Methods: Thirty patients that had been diagnosed with HPVG using computed tomography between 2010 and 2019 were allocated to two groups on the basis of clinical and intraoperative findings: those with (Group 1; n=12 [40%]) and without (Group 2; n=18 [60%]) bowel ischemia. Eleven patients underwent emergency surgery, and bowel ischemia was identified in eight of these (73%). Four patients in Group 1 were diagnosed with bowel ischemia, but treated palliatively because of their general condition. We compared the characteristics and outcomes of Groups 1 and 2 and identified possible prognostic factors for bowel ischemia.
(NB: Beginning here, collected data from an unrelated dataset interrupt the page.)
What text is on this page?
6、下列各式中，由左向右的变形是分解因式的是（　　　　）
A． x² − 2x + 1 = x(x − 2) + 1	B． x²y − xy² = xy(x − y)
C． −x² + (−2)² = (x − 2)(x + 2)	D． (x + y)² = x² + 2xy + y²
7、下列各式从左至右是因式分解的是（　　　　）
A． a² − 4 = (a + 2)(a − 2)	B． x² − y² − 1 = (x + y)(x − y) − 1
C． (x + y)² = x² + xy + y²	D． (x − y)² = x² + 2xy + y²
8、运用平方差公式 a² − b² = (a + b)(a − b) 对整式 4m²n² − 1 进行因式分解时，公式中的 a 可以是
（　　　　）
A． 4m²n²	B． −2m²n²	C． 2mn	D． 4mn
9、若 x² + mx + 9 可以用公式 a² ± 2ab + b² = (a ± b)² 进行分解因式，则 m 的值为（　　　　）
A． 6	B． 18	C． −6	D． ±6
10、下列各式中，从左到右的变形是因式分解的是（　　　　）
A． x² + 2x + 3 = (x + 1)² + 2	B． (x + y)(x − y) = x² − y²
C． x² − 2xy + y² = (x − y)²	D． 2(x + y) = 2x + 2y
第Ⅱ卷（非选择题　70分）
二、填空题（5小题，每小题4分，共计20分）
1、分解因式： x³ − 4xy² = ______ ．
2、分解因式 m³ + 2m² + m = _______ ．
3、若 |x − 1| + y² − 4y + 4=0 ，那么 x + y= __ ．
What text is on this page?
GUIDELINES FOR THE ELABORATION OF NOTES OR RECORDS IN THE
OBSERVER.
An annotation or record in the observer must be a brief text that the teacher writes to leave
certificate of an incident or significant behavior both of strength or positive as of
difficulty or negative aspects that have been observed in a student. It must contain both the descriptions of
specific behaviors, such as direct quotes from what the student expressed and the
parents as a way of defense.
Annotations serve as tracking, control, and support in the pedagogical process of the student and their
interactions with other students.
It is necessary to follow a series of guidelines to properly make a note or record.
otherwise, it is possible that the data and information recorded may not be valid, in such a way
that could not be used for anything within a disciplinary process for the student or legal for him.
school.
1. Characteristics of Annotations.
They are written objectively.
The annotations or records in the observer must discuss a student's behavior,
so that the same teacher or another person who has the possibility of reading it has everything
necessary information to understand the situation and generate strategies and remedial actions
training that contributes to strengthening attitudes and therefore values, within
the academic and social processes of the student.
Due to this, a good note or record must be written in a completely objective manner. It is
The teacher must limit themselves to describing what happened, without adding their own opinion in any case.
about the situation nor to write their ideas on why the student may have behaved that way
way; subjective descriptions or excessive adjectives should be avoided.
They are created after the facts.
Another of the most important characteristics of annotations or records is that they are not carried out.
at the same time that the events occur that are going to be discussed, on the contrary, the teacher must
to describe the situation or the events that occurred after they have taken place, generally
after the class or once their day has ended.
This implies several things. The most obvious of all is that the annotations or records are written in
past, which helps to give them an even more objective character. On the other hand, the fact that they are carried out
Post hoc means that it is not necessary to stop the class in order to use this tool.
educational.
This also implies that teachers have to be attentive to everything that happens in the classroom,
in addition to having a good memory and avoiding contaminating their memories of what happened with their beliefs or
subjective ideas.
Results: At admission, patients in Group 1 more commonly showed the peritoneal irritation sign, had lower base excess, higher lactate, and higher C-reactive protein, and more frequently had comorbid intestinal pneumatosis. Of the eight bowel ischemia surgery patients, four (50%) died, mainly because of anastomotic leak following bowel resection and primary anastomosis (3/4, 75%). All except one patient in Group 2, who presented with aspiration pneumonia, responded better to treatment.
Conclusions: Earlier identification and grading of bowel ischemia according to the findings at admission should benefit patients with HPVG by reducing the incidence of unnecessary surgery and increasing the use of safer procedures, such as prophylactic stoma placement.